KAZAN – Neymar monopolizou os debates depois da vitória por 2 a 0 da seleção brasileira sobre o México, em Samara, e não apenas por sua atuação – levou o prêmio de melhor em campo. Circo, palhaçada, mau exemplo e show lamentável foram algumas das definições utilizadas para definir sua reação ao ser pisado pelo mexicano Miguel Layún no segundo tempo. Apesar de o replay ter mostrado claramente as travas da chuteira do rival em seu tornozelo, o árbitro de vídeo não deu razão a Neymar. Como na fábula do “menino pastor e o lobo”, o jogador mais caro do planeta paga pela fama que construiu, até mesmo quando tem razão.
Tabela completa de jogos da Copa do Mundo de 2018
Após a eliminação mexicana, Layún queixou-se: “Neymar passa a maior parte do tempo no chão”. Disse ainda que não teve intenção de pisá-lo – mesma interpretação do VAR para não puni-lo. Não há como afirmar que o lateral mexicano esteja mentindo, nem é possível quantificar o tamanho da dor que Neymar sentiu. “Futebol é um jogo para homens. Essas palhaçadas são péssimos exemplos para as crianças”, bradou o técnico do México, Juan Carlos Osorio. Ele não citou Neymar – nem precisava, o alvo estava explícito – e relacionou a derrota do México, a sétima eliminação consecutiva nas oitavas de final da Copa do Mundo, à arbitragem.
Até mesmo o ex-goleiro dinamarquês Peter Schmeichel, ídolo do Manchester United e pai do goleiro Kasper Schmeichel, um dos destaques desta rodada do Mundial, entrou na conversa. E foi direto na canela de Neymar. “É muito chato assistir aos seus jogos. Parecia que ele estava morrendo, pensei que ele seria colocado numa ambulância”. O hoje comentarista de uma emissora russa cobrou uma punição da Fifa ao brasileiro. Mas como punir alguém por ter levado um pisão? Ainda que Neymar tenha exagerado nas sua reação de dor – e certamente é uma possibilidade – ele ainda segue sendo a vítima da história.

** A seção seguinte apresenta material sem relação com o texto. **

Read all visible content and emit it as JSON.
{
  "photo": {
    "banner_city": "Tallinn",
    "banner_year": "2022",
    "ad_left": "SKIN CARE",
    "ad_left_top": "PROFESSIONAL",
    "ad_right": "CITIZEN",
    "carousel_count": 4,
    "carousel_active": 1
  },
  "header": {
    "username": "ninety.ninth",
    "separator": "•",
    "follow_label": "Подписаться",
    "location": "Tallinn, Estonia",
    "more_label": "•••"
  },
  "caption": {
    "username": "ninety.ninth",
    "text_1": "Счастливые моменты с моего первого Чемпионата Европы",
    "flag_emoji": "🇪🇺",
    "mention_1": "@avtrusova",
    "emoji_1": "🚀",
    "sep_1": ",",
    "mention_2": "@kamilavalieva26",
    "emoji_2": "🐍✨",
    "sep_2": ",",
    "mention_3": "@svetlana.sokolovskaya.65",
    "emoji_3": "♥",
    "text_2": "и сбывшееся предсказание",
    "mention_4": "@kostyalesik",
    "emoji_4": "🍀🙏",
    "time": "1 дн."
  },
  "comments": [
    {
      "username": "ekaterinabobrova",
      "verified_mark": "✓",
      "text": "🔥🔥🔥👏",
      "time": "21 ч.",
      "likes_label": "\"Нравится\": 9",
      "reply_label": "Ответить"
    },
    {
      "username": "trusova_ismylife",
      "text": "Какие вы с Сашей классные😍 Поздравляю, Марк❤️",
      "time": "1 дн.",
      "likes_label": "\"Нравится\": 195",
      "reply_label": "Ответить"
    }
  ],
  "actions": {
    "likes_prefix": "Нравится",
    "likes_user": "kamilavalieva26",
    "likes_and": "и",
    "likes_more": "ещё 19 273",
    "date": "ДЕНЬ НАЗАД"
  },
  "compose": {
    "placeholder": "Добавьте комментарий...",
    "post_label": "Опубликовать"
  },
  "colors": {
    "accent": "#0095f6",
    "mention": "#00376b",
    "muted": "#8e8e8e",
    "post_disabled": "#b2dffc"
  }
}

O experiente Rafa Márquez, que se aposentou após a partida, aos 39 anos, com um marca histórica ( tornou-se o primeiro jogador a vestir a braçadeira de capitão em cinco Copas), também criticou Neymar. “É um grande jogador, mas às vezes abusa de se jogar no chão, faz um circo…” Márquez não falou especificamente do lance com Layún, mas do comportamento teatral que sempre acompanhou a carreira de Neymar.
Memes do atacante rolando pelos gramados invadem as redes a cada grande competição. A fama já grudou: Neymar é “cai-cai” – e o craque só pode culpar a si. Até Tite, que hoje o protege feito um integrante dos “tóis”, ja reclamou de Neymar, quando eram adversários no futebol paulista.

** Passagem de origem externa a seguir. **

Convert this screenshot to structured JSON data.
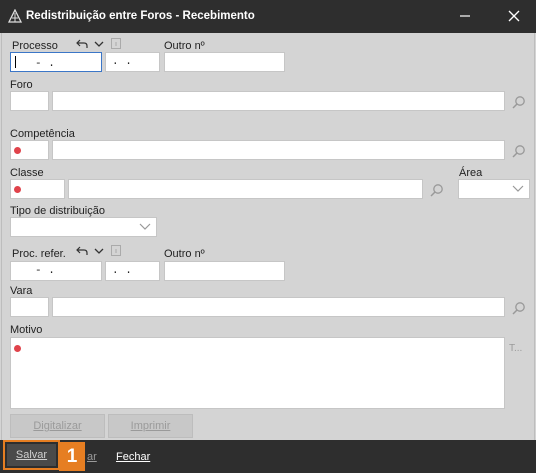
{
  "window": {
    "title": "Redistribuição entre Foros - Recebimento",
    "close_icon": "close-icon",
    "minimize_icon": "minimize-icon",
    "maximize_icon": "chevron-down-icon"
  },
  "processo": {
    "label": "Processo",
    "value1": "- .",
    "value2": ". .",
    "undo_icon": "undo-icon",
    "chevron_icon": "chevron-down-icon",
    "info_icon": "info-icon"
  },
  "outro_no_1": {
    "label": "Outro nº",
    "value": ""
  },
  "foro": {
    "label": "Foro",
    "code": "",
    "name": ""
  },
  "competencia": {
    "label": "Competência",
    "code": "",
    "name": ""
  },
  "classe": {
    "label": "Classe",
    "code": "",
    "name": ""
  },
  "area": {
    "label": "Área",
    "value": ""
  },
  "tipo_distribuicao": {
    "label": "Tipo de distribuição",
    "value": ""
  },
  "proc_refer": {
    "label": "Proc. refer.",
    "value1": "- .",
    "value2": ". ."
  },
  "outro_no_2": {
    "label": "Outro nº",
    "value": ""
  },
  "vara": {
    "label": "Vara",
    "code": "",
    "name": ""
  },
  "motivo": {
    "label": "Motivo",
    "value": "",
    "expand_label": "T..."
  },
  "actions": {
    "digitalizar": "Digitalizar",
    "imprimir": "Imprimir"
  },
  "bottom": {
    "salvar": "Salvar",
    "partial": "ar",
    "fechar": "Fechar",
    "badge": "1"
  },
  "colors": {
    "accent": "#e67e22",
    "required": "#e0434b",
    "focus": "#3b76c7",
    "bar": "#2e2e2e"
  }
}
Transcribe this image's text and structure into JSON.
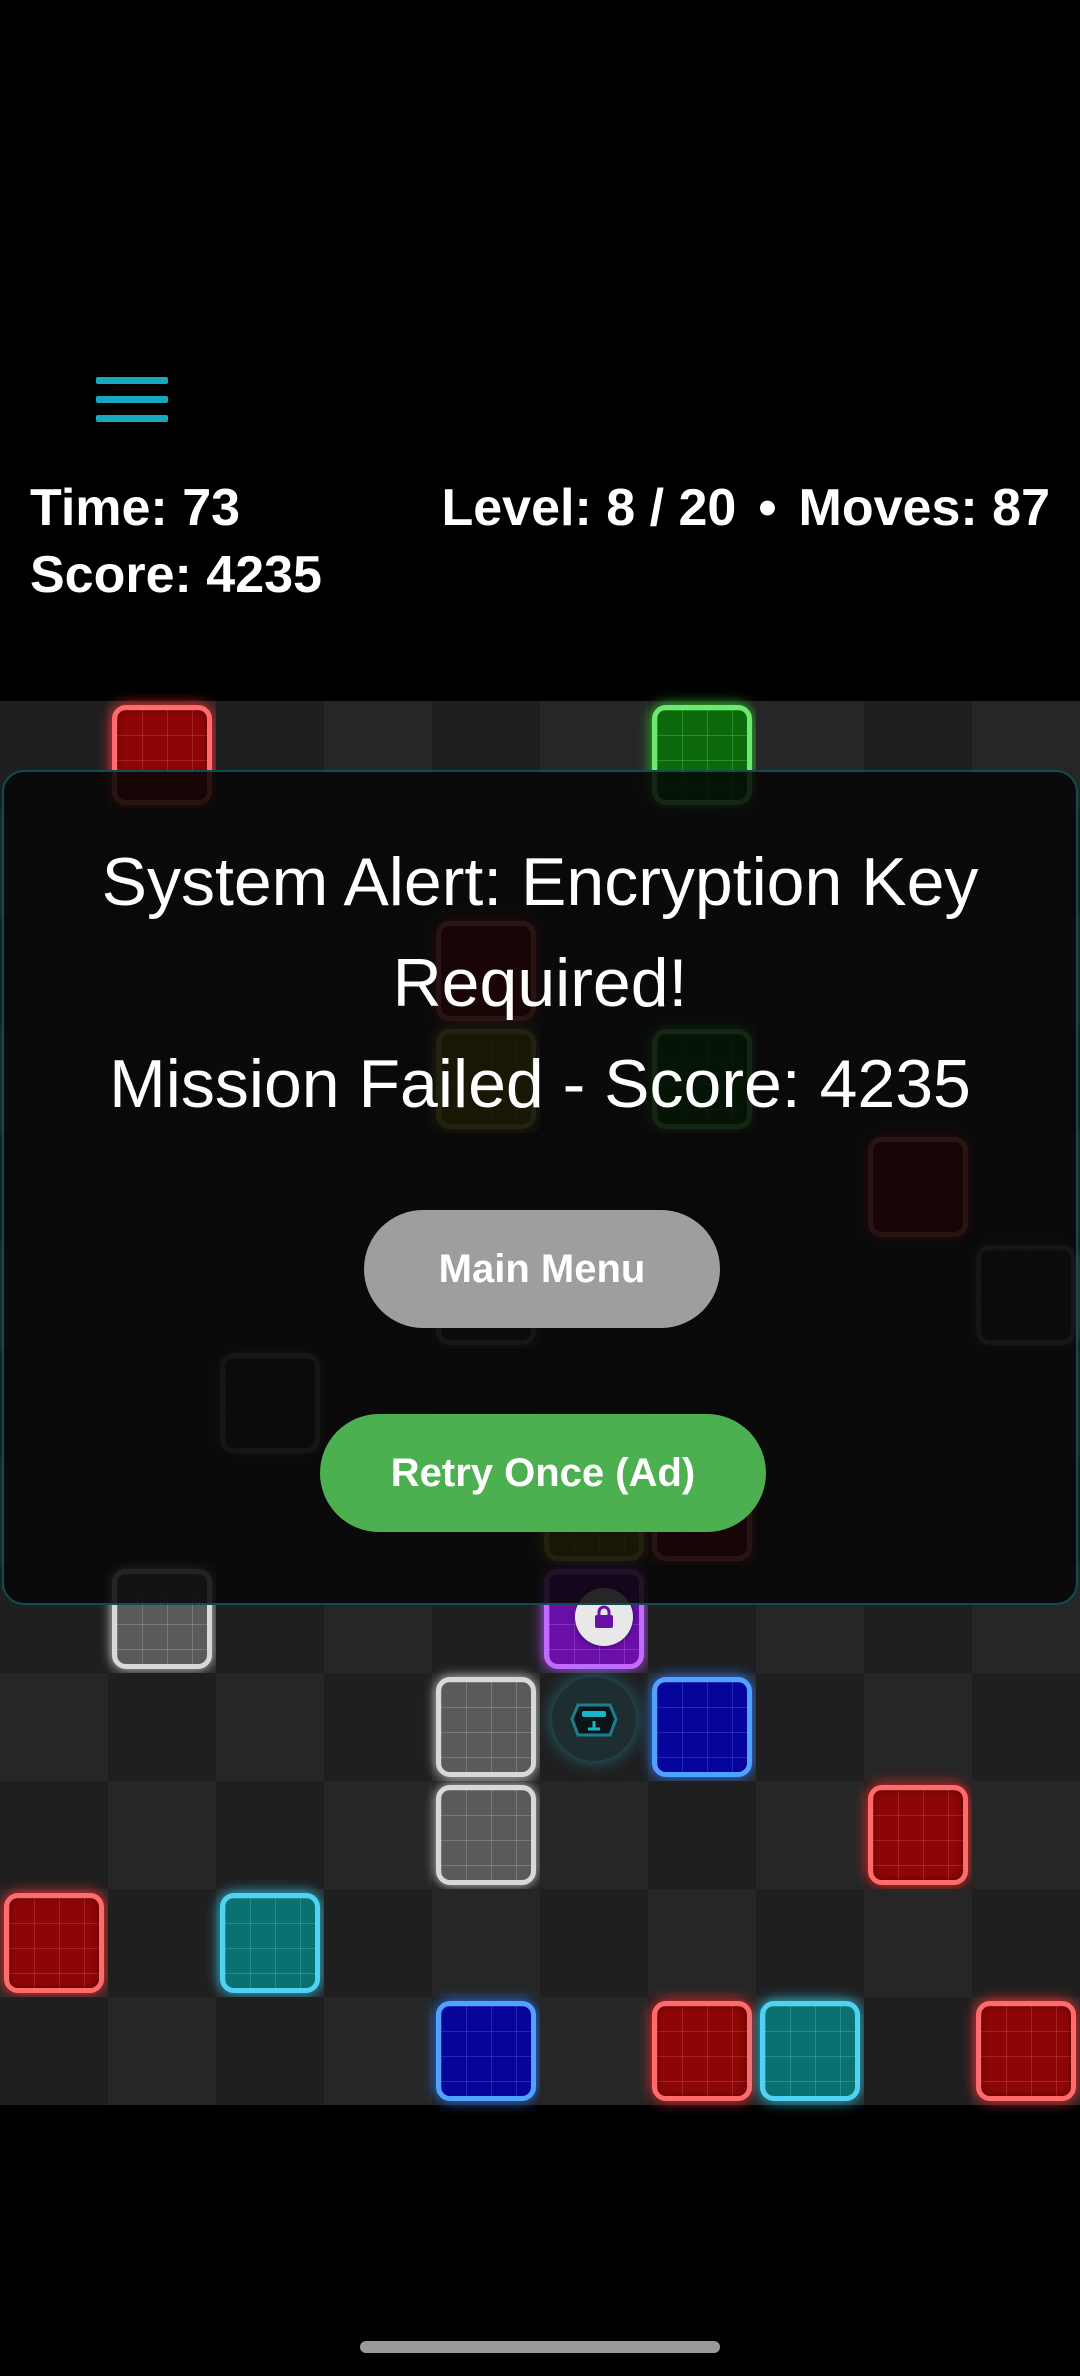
{
  "hud": {
    "time_text": "Time: 73",
    "score_text": "Score: 4235",
    "level_text": "Level: 8 / 20",
    "separator": "•",
    "moves_text": "Moves: 87"
  },
  "menu": {
    "icon": "hamburger-menu-icon",
    "color": "#16a8bf"
  },
  "dialog": {
    "line1": "System Alert: Encryption Key",
    "line2": "Required!",
    "line3": "Mission Failed - Score: 4235",
    "main_menu_label": "Main Menu",
    "retry_label": "Retry Once (Ad)",
    "main_menu_color": "#9e9e9e",
    "retry_color": "#4caf50"
  },
  "board": {
    "columns": 10,
    "rows": 13,
    "tiles": [
      {
        "row": 0,
        "col": 1,
        "color": "red"
      },
      {
        "row": 0,
        "col": 6,
        "color": "green"
      },
      {
        "row": 2,
        "col": 4,
        "color": "red"
      },
      {
        "row": 3,
        "col": 4,
        "color": "yellow"
      },
      {
        "row": 3,
        "col": 6,
        "color": "green"
      },
      {
        "row": 4,
        "col": 8,
        "color": "red"
      },
      {
        "row": 5,
        "col": 9,
        "color": "darkgray"
      },
      {
        "row": 5,
        "col": 4,
        "color": "darkgray"
      },
      {
        "row": 6,
        "col": 2,
        "color": "darkgray"
      },
      {
        "row": 7,
        "col": 5,
        "color": "yellow"
      },
      {
        "row": 7,
        "col": 6,
        "color": "red"
      },
      {
        "row": 8,
        "col": 1,
        "color": "gray"
      },
      {
        "row": 8,
        "col": 5,
        "color": "purple",
        "badge": "lock-icon"
      },
      {
        "row": 9,
        "col": 4,
        "color": "gray"
      },
      {
        "row": 9,
        "col": 6,
        "color": "blue"
      },
      {
        "row": 10,
        "col": 4,
        "color": "gray"
      },
      {
        "row": 10,
        "col": 8,
        "color": "red"
      },
      {
        "row": 11,
        "col": 0,
        "color": "red"
      },
      {
        "row": 11,
        "col": 2,
        "color": "teal"
      },
      {
        "row": 12,
        "col": 4,
        "color": "blue"
      },
      {
        "row": 12,
        "col": 6,
        "color": "red"
      },
      {
        "row": 12,
        "col": 7,
        "color": "teal"
      },
      {
        "row": 12,
        "col": 9,
        "color": "red"
      }
    ],
    "player": {
      "row": 9,
      "col": 5,
      "icon": "robot-icon"
    }
  }
}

A má reputação já havia lhe causado prejuízo na segunda rodada, quando Neymar teve um pênalti assinalado e depois cancelado pelo VAR. O lance era duvidoso e é muito provável que o histórico de valorizar os contatos físicos (que, diga-se, é diferente de simular faltas, um expediente bem mais condenável) tenha pesado. Neymar é assim, um craque capaz de nos provocar os mais antagônicos sentimentos em uma mesma partida, e nesta Copa parece estar renovando a fábula do menino mentiroso e do lobo, na qual um jovem pastor, depois de tanto enganar colegas ao dizer que um lobo atacara seu rebanho, ficou sozinho e indefeso no dia em que, de fato, o ataque ocorreu.
Mas justiça seja feita: desde o jogo contra a Costa Rica, no qual Neymar foi Neymar “em estado puro” – levou faltas, teve chilique, levou cartão, xingou o árbitro, fez gol, deu lambreta e chorou no gramado – o craque do PSG melhorou e muito seu comportamento e também o seu futebol. O técnico Tite, que na semana passada disse que “não tornaria públicos assuntos privados”, admitiu nesta segunda-feira que intercedeu para melhorar o comportamento de seu craque.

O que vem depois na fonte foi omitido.